Not so with the bigger fish. The continuing message we get, pounded into our weary consulting brains by the higher-ups, is that we don’t count as individuals. The emphasis is on being billable. It doesn’t matter how it affects our personal life. Billable. That’s the key word. We’re penalized for taking training or going on vacation because our entire bonus structure (and with consultants, it’s the bonus structure that keeps us here – that’s what is our compensation for having no life. It’s a BIG chunk of our salary) is based on hours worked. If the hours spent don’t count, we might not even *get* a bonus. When the salary is lower because they expect that you’ll make it up in bonus, this means that if you take vacation (non-billable hours) or take advantage of the training offered (assuming, of course, that you can actually find the *time*), you lose part or all of the bonus for that quarter.
It’s not that my older company didn’t want us to be billable – it’s just that they had a much nicer and more understanding way of putting it. When we were required to give up a weekend to go to that horrid conference in Las Vegas that consisted of three days of utterly useless Death By Power Point presentations, we were reminded that we should find some way to make up the hours we’d be losing as billable work to go to this sharding conference. That made me angry. Very angry. It’s good that I refrain from replying to some of these emails that come out or I might have my decision of what to do made for me, but regardless, it’s this sort of thing that is tipping the scales toward me leaving the company entirely.
But despite the attitude – the big-company corporate policies, the time-wasting mandatory meetings and conference calls during work hours, the fact that it has become more and more obvious that to my company, consultants are merely billing machines that can and should be overworked – I am still clinging to the idea that I could just transfer to another department. Because frankly I’m still scared of what’s outside. I inheireted this position by the simple virtue of my previous companies being bought up around me. I never had to go through the stress and worry of the whole job search. I had this opportunity handed to me on a silver platter and while I consider myself darn lucky it didn’t blow up in my face, it still means that I never had to work to find it. So I’m scared to leave because at least if I stay then it’s easy. I might not be happy, but at least it would be the easy way out.

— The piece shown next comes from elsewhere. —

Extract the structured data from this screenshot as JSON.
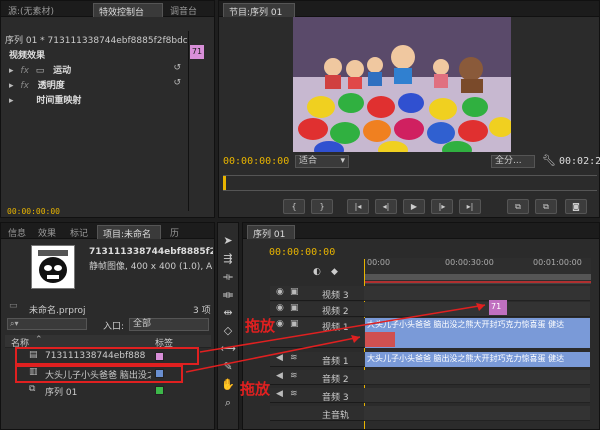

So I go back and forth, and little things tip the scales one way or the other. Another lovely email from the VP’s discussing how we could all save costs if we did some inane little thing that probably makes all sorts of sense to the desk-bound people who came up with it, but doesn’t apply in the slightest to the thousands of us who are out in the field. Another reminder that I am nothing more than a number to them. And then that lovely bonus check every three months, and the thought of having to go out into the big scary world of job hunting and back the pendulum swings the other way.
I don’t know yet what I’ll do. I do know that I’ll most likely spend a fair amount of time dithering back and forth, and that as this project continues, it at least gives me the luxury of time. And perhaps by the end, when I’m ready to either transition someone into my position, or the project itself runs to completion, the balance will be skewed more heavily on one side or the other and I’ll finally be able to make up my mind.